Solo pude avanzar lentamente. A veces tenía que agacharme para esquivar lanzas y flechas, o bien arrastrarme a cuatro patas por el suelo ensangrentado. Yo misma estaba cubierta de sangre, mi hábito, mi toca en otro tiempo blanca, mi velo, incluso mi cara. Dejé de humedecerme los labios porque sabían a hierro. Repté sobre piedras y armas caídas, sobre espuelas de oro, hasta que mi propia sangre se mezcló con la de otros para fertilizar la tierra. Tenía heridas las manos y las rodillas.

De pronto, oí cascos de caballos muy cerca y pensé que tal vez era el último ataque de Eduardo contra nuestro rey. Pero no, solo había un caballo, y cuando me di cuenta, también reparé en que el sonido había cesado, y que los cascos que había oído estaban justo delante de mí.

Mi señora.

Lo oí primero en mi cabeza, y alcé la vista. El caballo llevaba un penacho escarlata y una sobreveste blanca encima de la armadura a juego con su jinete: armadura negra, como la del rey, y la sobreveste bordada con un halcón peregrino posado sobre un triángulo descendente de tres rosas púrpura.

El caballero abrió su visor.

– Mi señora.

Me levanté y observé su cara.

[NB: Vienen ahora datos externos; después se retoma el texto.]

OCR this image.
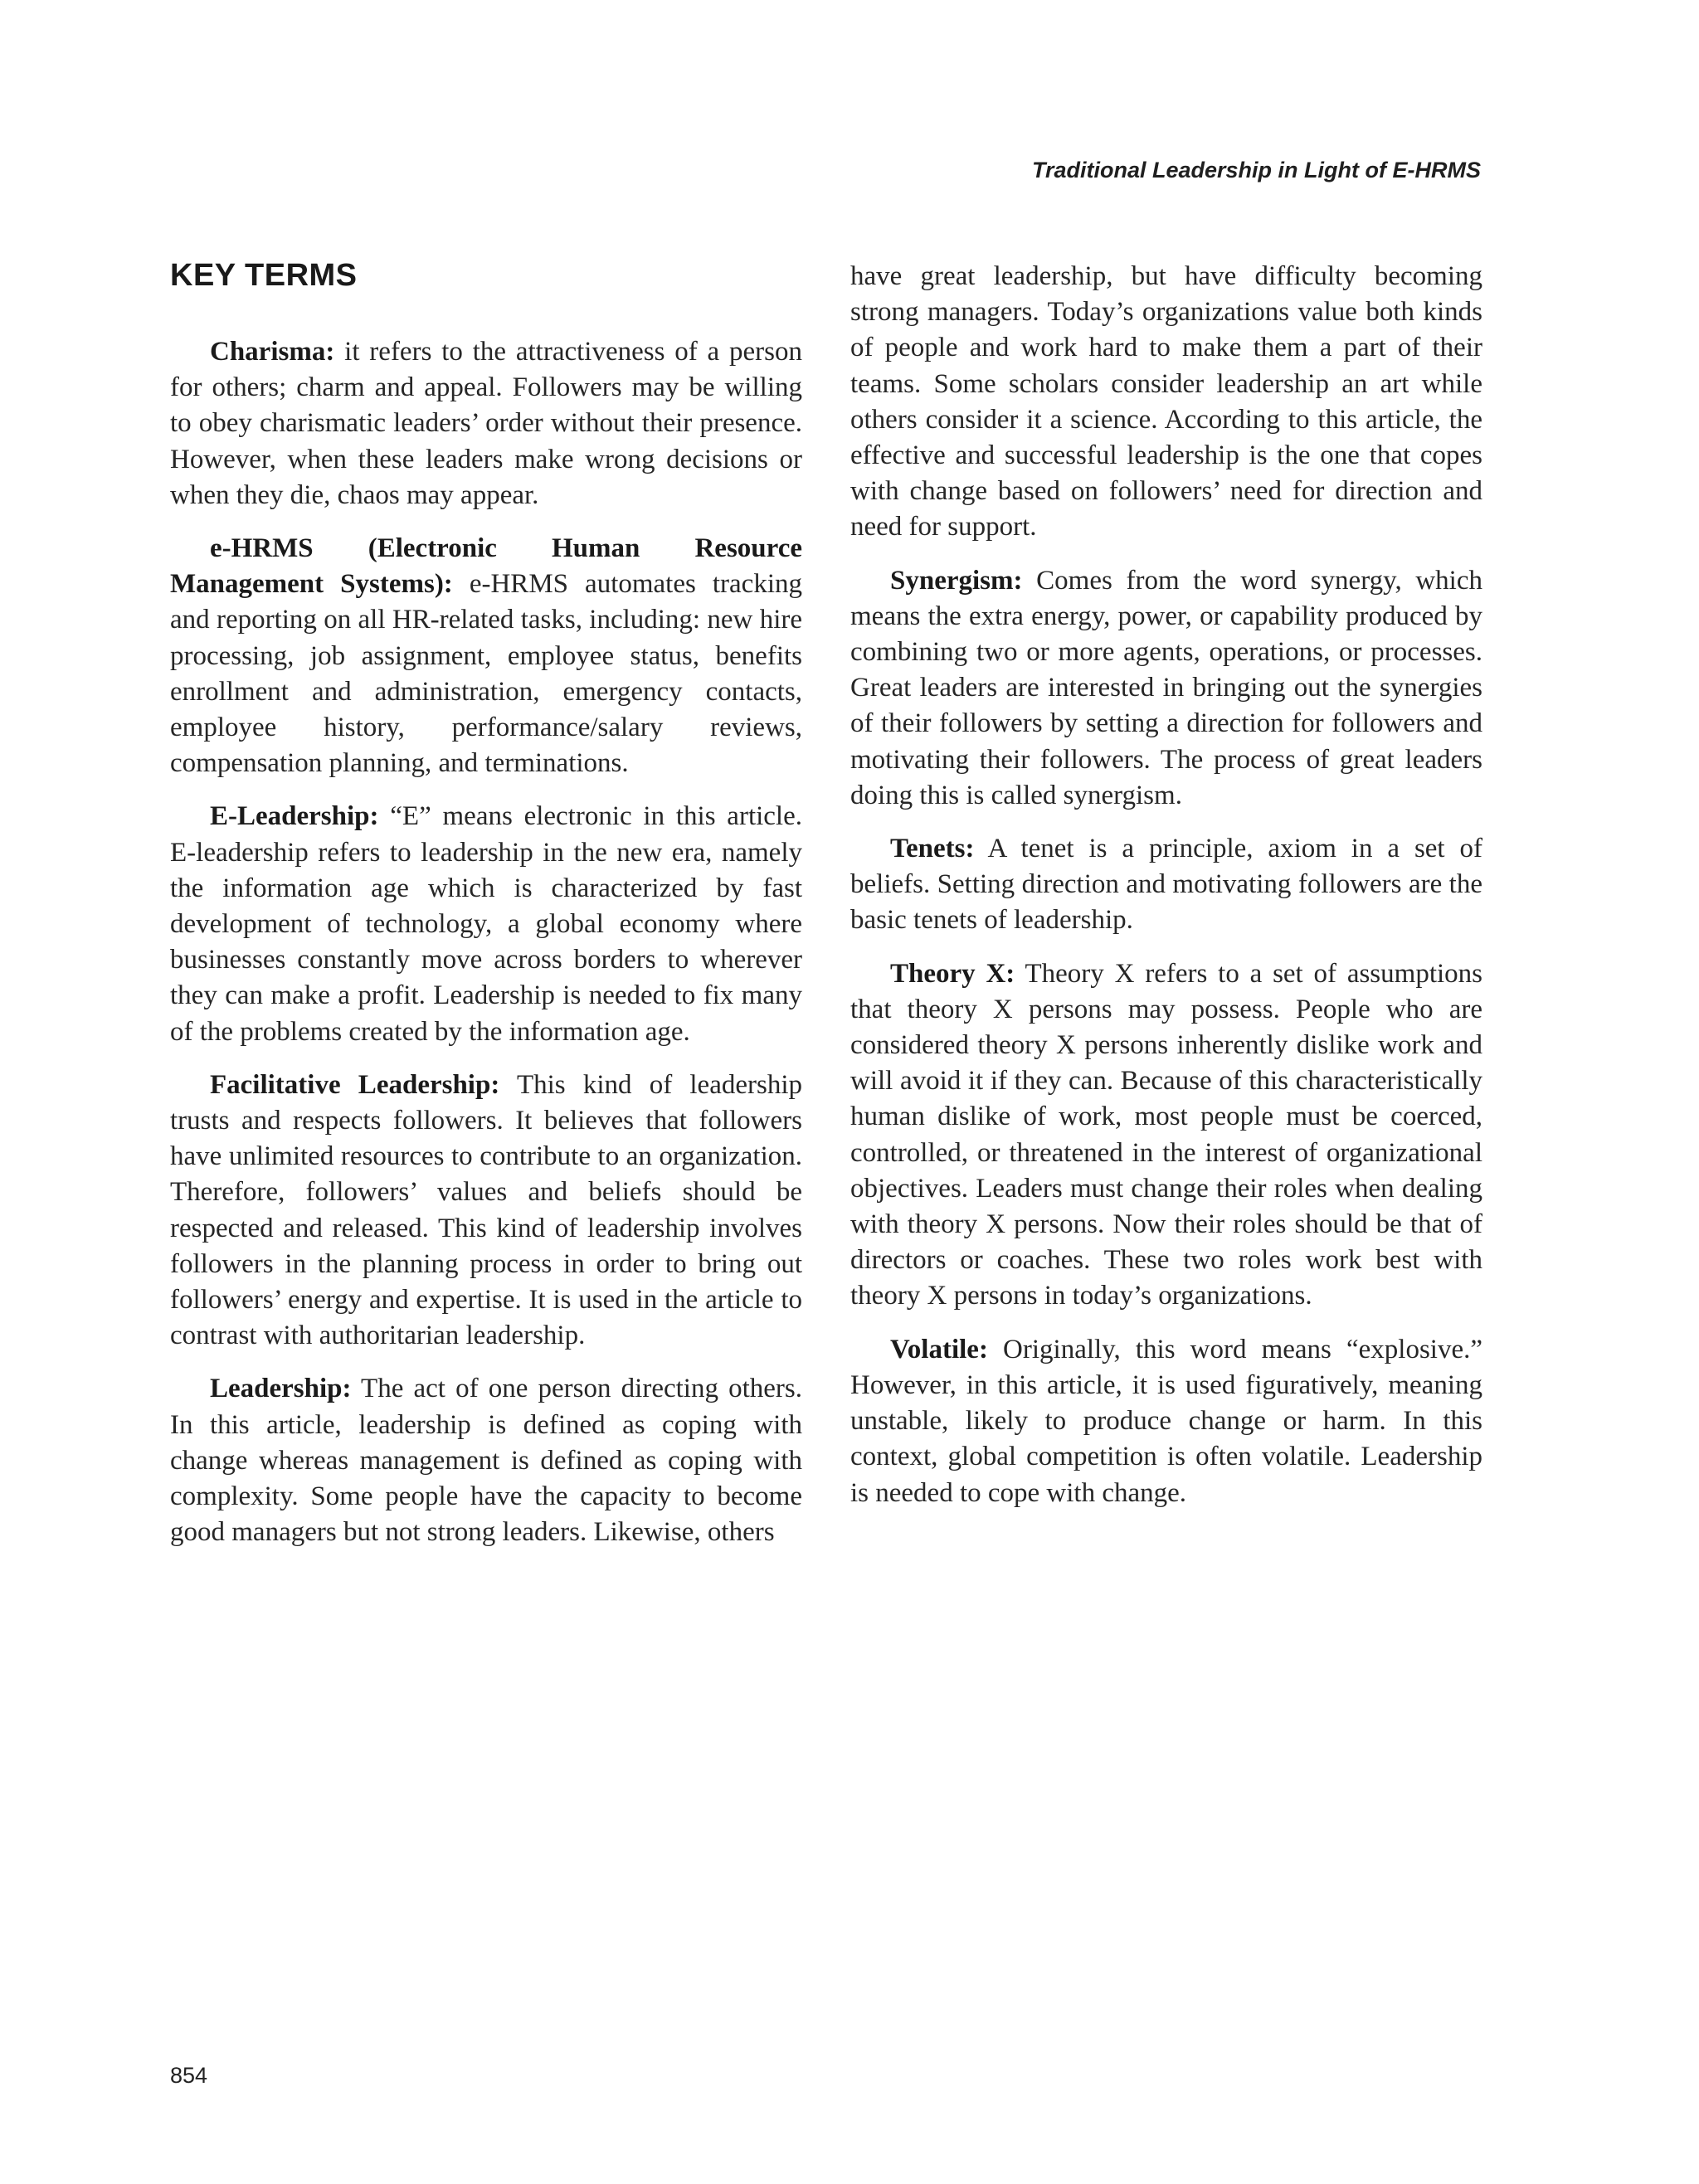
Traditional Leadership in Light of E-HRMS
KEY TERMS

Charisma: it refers to the attractiveness of a person for others; charm and appeal. Followers may be willing to obey charismatic leaders’ order without their presence. However, when these leaders make wrong decisions or when they die, chaos may appear.

e-HRMS (Electronic Human Resource Management Systems): e-HRMS automates tracking and reporting on all HR-related tasks, including: new hire processing, job assignment, employee status, benefits enrollment and administration, emergency contacts, employee history, performance/salary reviews, compensation planning, and terminations.

E-Leadership: “E” means electronic in this article. E-leadership refers to leadership in the new era, namely the information age which is characterized by fast development of technology, a global economy where businesses constantly move across borders to wherever they can make a profit. Leadership is needed to fix many of the problems created by the information age.

Facilitative Leadership: This kind of leadership trusts and respects followers. It believes that followers have unlimited resources to contribute to an organization. Therefore, followers’ values and beliefs should be respected and released. This kind of leadership involves followers in the planning process in order to bring out followers’ energy and expertise. It is used in the article to contrast with authoritarian leadership.

Leadership: The act of one person directing others. In this article, leadership is defined as coping with change whereas management is defined as coping with complexity. Some people have the capacity to become good managers but not strong leaders. Likewise, others

have great leadership, but have difficulty becoming strong managers. Today’s organizations value both kinds of people and work hard to make them a part of their teams. Some scholars consider leadership an art while others consider it a science. According to this article, the effective and successful leadership is the one that copes with change based on followers’ need for direction and need for support.

Synergism: Comes from the word synergy, which means the extra energy, power, or capability produced by combining two or more agents, operations, or processes. Great leaders are interested in bringing out the synergies of their followers by setting a direction for followers and motivating their followers. The process of great leaders doing this is called synergism.

Tenets: A tenet is a principle, axiom in a set of beliefs. Setting direction and motivating followers are the basic tenets of leadership.

Theory X: Theory X refers to a set of assumptions that theory X persons may possess. People who are considered theory X persons inherently dislike work and will avoid it if they can. Because of this characteristically human dislike of work, most people must be coerced, controlled, or threatened in the interest of organizational objectives. Leaders must change their roles when dealing with theory X persons. Now their roles should be that of directors or coaches. These two roles work best with theory X persons in today’s organizations.

Volatile: Originally, this word means “explosive.” However, in this article, it is used figuratively, meaning unstable, likely to produce change or harm. In this context, global competition is often volatile. Leadership is needed to cope with change.

854
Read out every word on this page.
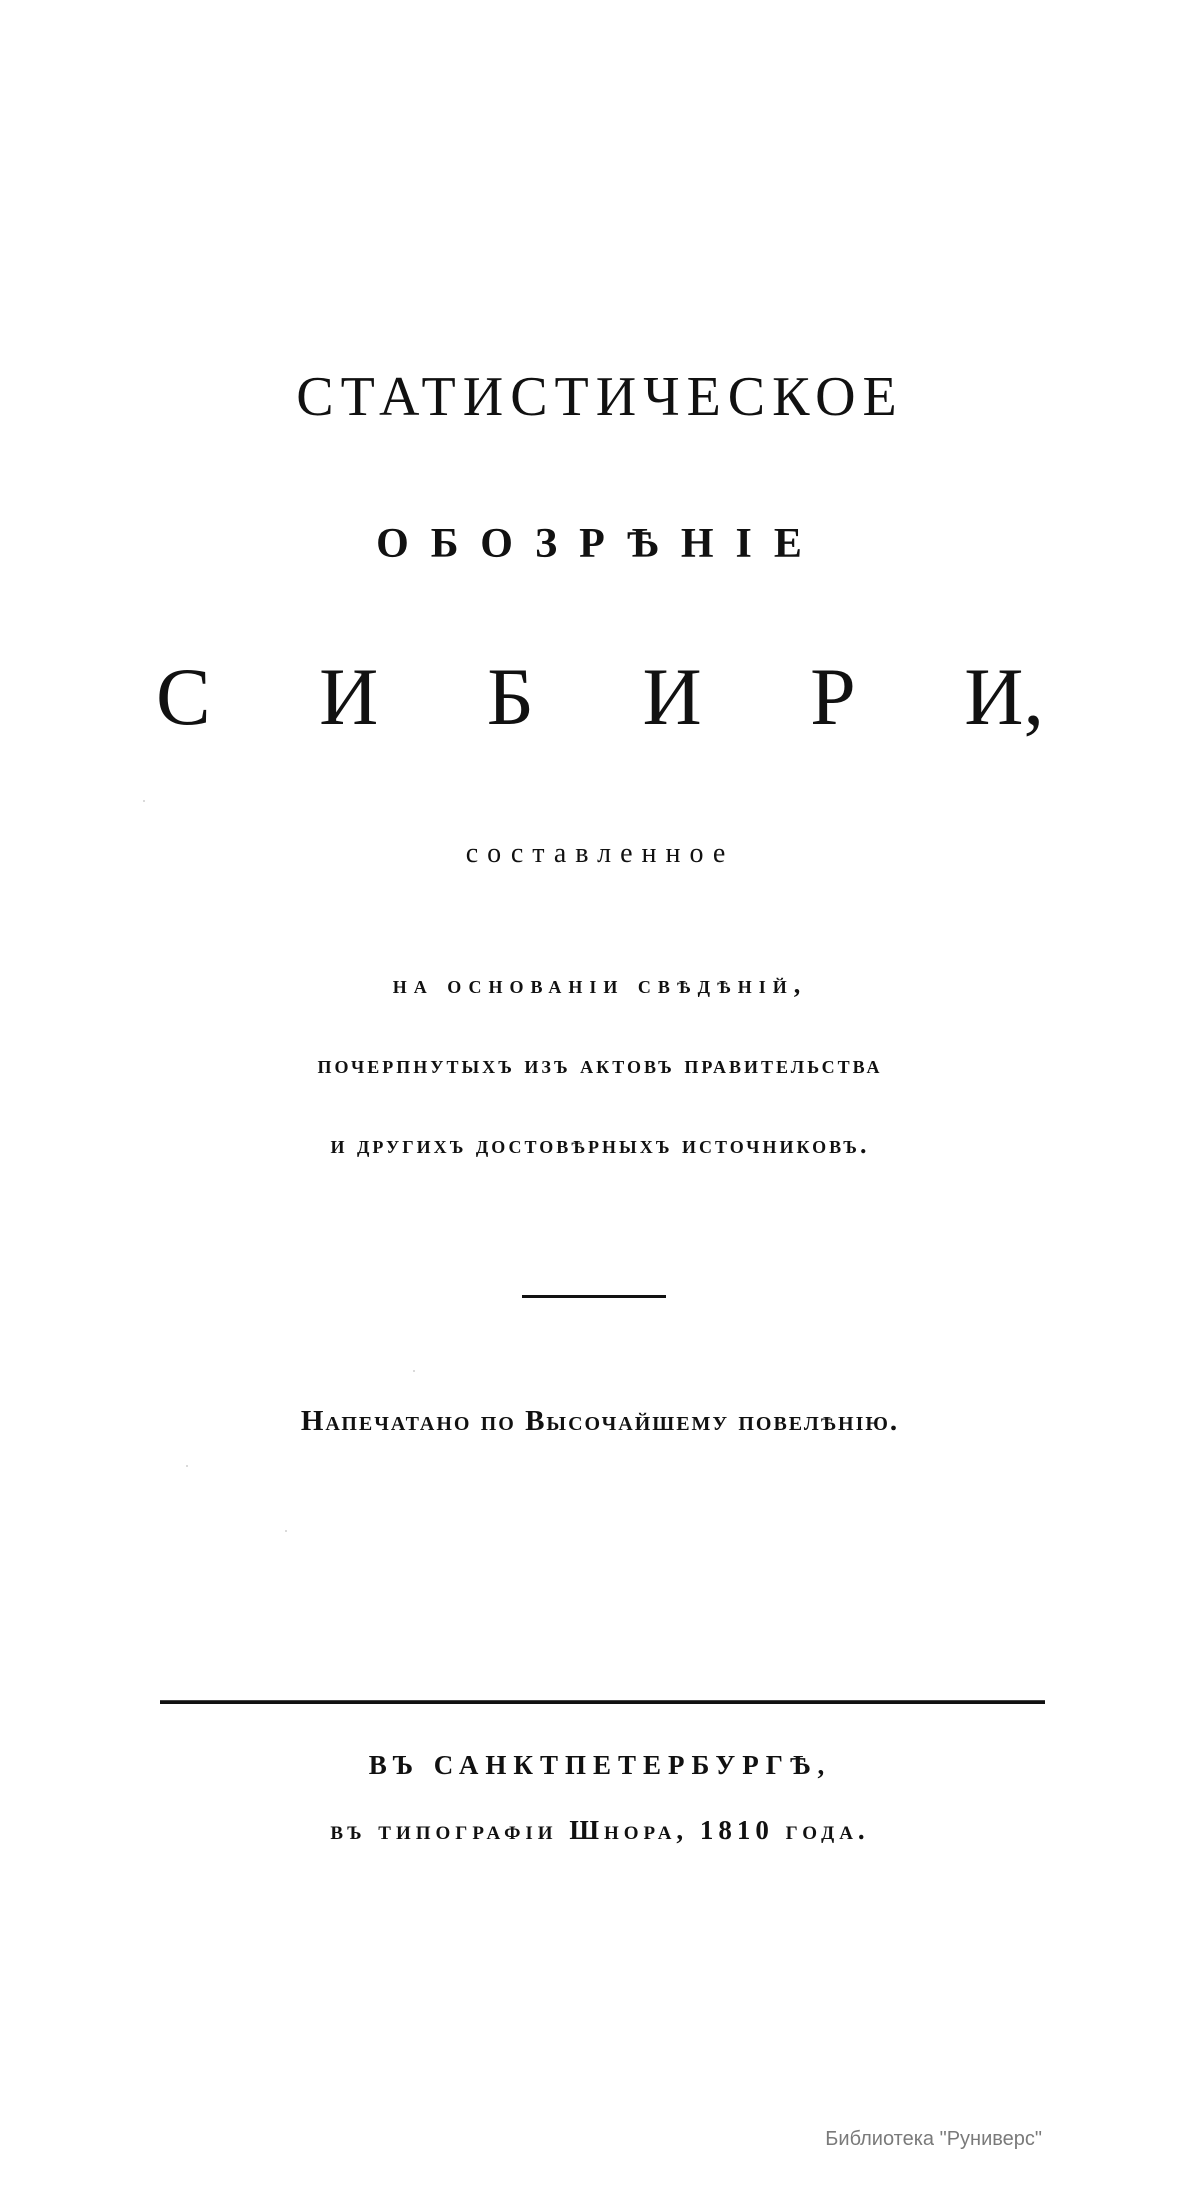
СТАТИСТИЧЕСКОЕ
ОБОЗРѢНІЕ
С И Б И Р И,
составленное
на основаніи свѣдѣній,
почерпнутыхъ изъ актовъ правительства
и другихъ достовѣрныхъ источниковъ.
Напечатано по Высочайшему повелѣнію.
ВЪ САНКТПЕТЕРБУРГѢ,
въ типографіи Шнора, 1810 года.
Библиотека "Руниверс"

La conocía muy bien. La había visto por primera vez la noche de mi iniciación. Los rasgos eran finos y bien proporcionados, la nariz aguileña e inconfundiblemente noble. Bajo el borde del casco, los ojos eran del color de un mar claro, y su barba rojodorada. También estaba cubierto de sangre y maltrecho, y había roto el astil de la única flecha que había atravesado el hombro de su armadura, pero sin herirle.

– Mi señora -repitió.

Extendí la mano y él la besó. En mitad de aquel infierno estábamos solos e incólumes.

– Edouard -dije-. Gracias a Dios. Debéis llevarme ante Luc cuanto antes.

Al punto me izó al caballo. Nos agachamos detrás de su escudo y nos alejamos del frente, junto con los que estaban retrocediendo.